Ralph looked at him hard-eyed and said nothing. He could have refused to come down here altogether, and he could still turn his back on this situation here and now, although he wasn’t going to say so. His adrenaline was rushing and he was ready for anything. All he wanted to do was swing off this balcony and kick ass; and even uppity talk from Patrice Latomba wasn’t going to stop him. 

‘Say a little prayer,’ he said; and the woman crossed herself and said, ‘Hallelujah, hallelujah,’ and Patrice stared at him as if he were truly mad, which he probably was. 

He wrapped the rope around his left wrist. Then he climbed up onto the railing, and balanced there, with his legs apart, his back to the street, which was nearly seventy-five feet below him. He kept his .44 raised in his right hand. This was it. This was what being a man was all about. He heard the distant knock-knock-knocking of a semi-automatic rifle, and looked around, and Seaver Street was all devastation and thick brown smoke, and
this
was what he wanted, this danger, this warlike landscape, this overwhelming sense that he could make a difference. 
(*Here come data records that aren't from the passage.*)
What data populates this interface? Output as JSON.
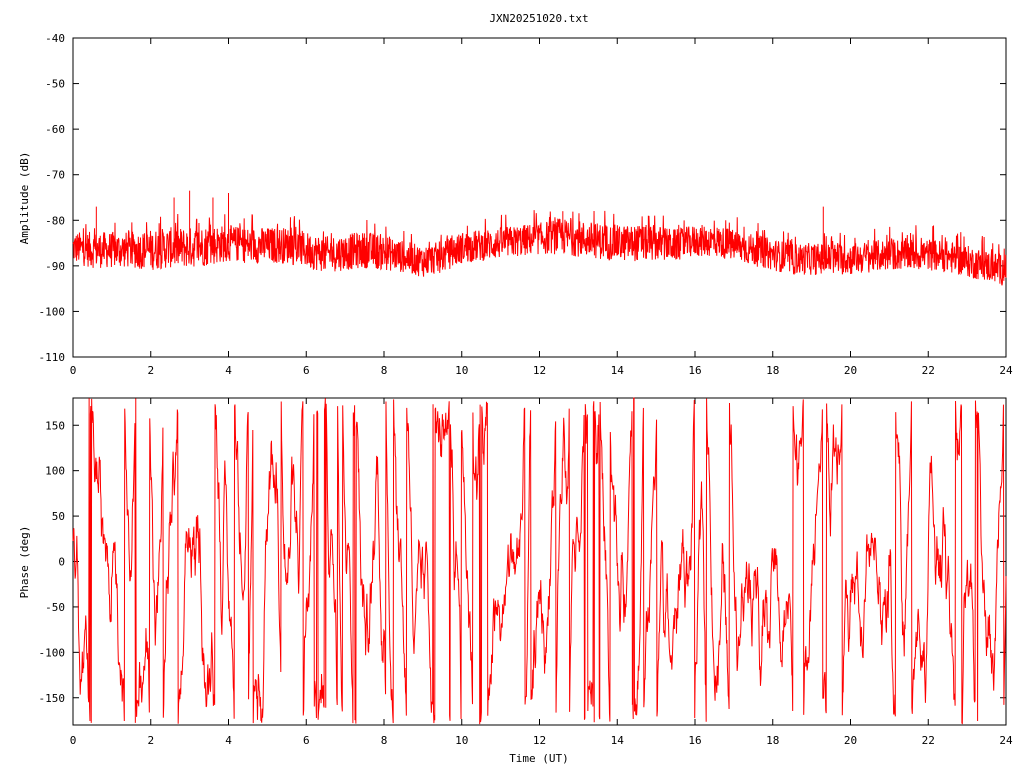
{
  "chart_data": {
    "title": "JXN20251020.txt",
    "xlabel": "Time (UT)",
    "xlim": [
      0,
      24
    ],
    "xticks": [
      "0",
      "2",
      "4",
      "6",
      "8",
      "10",
      "12",
      "14",
      "16",
      "18",
      "20",
      "22",
      "24"
    ],
    "panels": [
      {
        "type": "line",
        "ylabel": "Amplitude (dB)",
        "ylim": [
          -110,
          -40
        ],
        "yticks": [
          "-40",
          "-50",
          "-60",
          "-70",
          "-80",
          "-90",
          "-100",
          "-110"
        ],
        "color": "#ff0000",
        "series": [
          {
            "kind": "envelope",
            "x": [
              0,
              0.5,
              1,
              1.5,
              2,
              2.5,
              3,
              3.5,
              4,
              4.5,
              5,
              5.5,
              6,
              6.5,
              7,
              7.5,
              8,
              8.5,
              9,
              9.5,
              10,
              10.5,
              11,
              11.5,
              12,
              12.5,
              13,
              13.5,
              14,
              14.5,
              15,
              15.5,
              16,
              16.5,
              17,
              17.5,
              18,
              18.5,
              19,
              19.5,
              20,
              20.5,
              21,
              21.5,
              22,
              22.5,
              23,
              23.5,
              24
            ],
            "mean": [
              -86,
              -86.5,
              -86.5,
              -86.5,
              -86.5,
              -86,
              -86,
              -85.5,
              -85,
              -85.5,
              -85.5,
              -85.5,
              -86.5,
              -87.5,
              -87,
              -86.5,
              -87,
              -88,
              -89,
              -88,
              -86,
              -85.5,
              -85,
              -84.5,
              -84,
              -83.5,
              -84,
              -84.5,
              -85,
              -85,
              -85,
              -85.5,
              -84.5,
              -84.5,
              -85.5,
              -86.5,
              -87.5,
              -88.5,
              -88.5,
              -88.5,
              -88.5,
              -88,
              -87.5,
              -87.5,
              -87.5,
              -88,
              -89,
              -90,
              -91
            ],
            "spread": [
              3.5,
              4,
              4,
              4,
              4.5,
              4.5,
              4.5,
              4.5,
              4,
              4,
              4,
              4,
              4,
              4,
              4,
              4,
              4,
              3.5,
              3.5,
              3.5,
              3.5,
              3.5,
              3.5,
              3.5,
              3.5,
              4,
              4,
              4,
              4,
              4,
              4,
              3.5,
              3.5,
              3.5,
              3.5,
              3.5,
              3.5,
              3.5,
              3.5,
              3.5,
              3.5,
              3.5,
              3.5,
              3.5,
              3.5,
              3.5,
              3.5,
              3.5,
              3.5
            ],
            "peaks": [
              {
                "x": 0.6,
                "y": -77
              },
              {
                "x": 2.6,
                "y": -75
              },
              {
                "x": 3.0,
                "y": -73.5
              },
              {
                "x": 3.6,
                "y": -75
              },
              {
                "x": 4.0,
                "y": -74
              },
              {
                "x": 12.6,
                "y": -78
              },
              {
                "x": 14.8,
                "y": -79
              },
              {
                "x": 19.3,
                "y": -77
              }
            ]
          }
        ]
      },
      {
        "type": "line",
        "ylabel": "Phase (deg)",
        "ylim": [
          -180,
          180
        ],
        "yticks": [
          "150",
          "100",
          "50",
          "0",
          "-50",
          "-100",
          "-150"
        ],
        "ytick_values": [
          150,
          100,
          50,
          0,
          -50,
          -100,
          -150
        ],
        "color": "#ff0000",
        "series": [
          {
            "kind": "wrapped-phase",
            "x_range": [
              0,
              24
            ],
            "y_range": [
              -180,
              180
            ]
          }
        ]
      }
    ]
  }
}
He let out a scream which frightened even himself. Then he jumped backward off the balcony rail, launching himself into space. He kicked out once against the wall, to throw himself out even further, then he was swinging down onto Patrice’s balcony, still screaming like a madman. He caught his ankle on Patrice’s balcony rail, knocked over his bicycle, spun, swung, but then he went right through Patrice’s french windows, with a splintering explosion of glass and glazing-bars, and found himself tumbling across the living-room, wrapped up in white net curtains like a shroud. 

He struggled to his feet. His left cheek was cut, and there was blood dripping steadily from a long laceration on the heel of his right hand, all across the rug. But – coughing – he managed to disentangle himself from the curtains and out into the hall. The kitchen door was slightly ajar, and he could smell cigarette smoke and hear somebody saying something. He hesitated for a moment, but then he burst into the kitchen, his .44 held out rigidly in front of him with both hands, and screamed out, ‘Freeze!’ 

The two young men in dark glasses were standing either side of the kitchen table. They looked completely unsurprised. One of them was smoking a cigarette, blowing the smoke in thin streams out of his nostrils, while the other one was filing his nails. 

Verna Latomba still lay bound tightly to the table, naked, bruised, her ankles and her wrists hogtied up behind her. There was a herringbone pattern of cuts on her back, and her buttocks and upper thighs were splattered with dried white wax. 

She tried to look around, to see who it was. ‘Patrice?’ she called, in a breathy, expectant shrill. ‘Patrice, is that you?’ 

Ralph slowly stepped forward, keeping his gun aimed between Joseph’s eyes. When Verna saw who it was, she whispered, ‘
You
?’ 

‘Let’s just say that I owe Patrice a favour,’ said Ralph. Bryan stopped filing his nails and dropped his file into the pocket of his coat. 

‘I said freeze!’ Ralph roared at him. 

The young man lifted both his hands. ‘We’re frozen, for Christ’s sake, we’re frozen.’ 

‘Put your hands on your head,’ Ralph instructed them both. ‘Put your hands on your head and turn yourselves around. I said, turn yourselves around.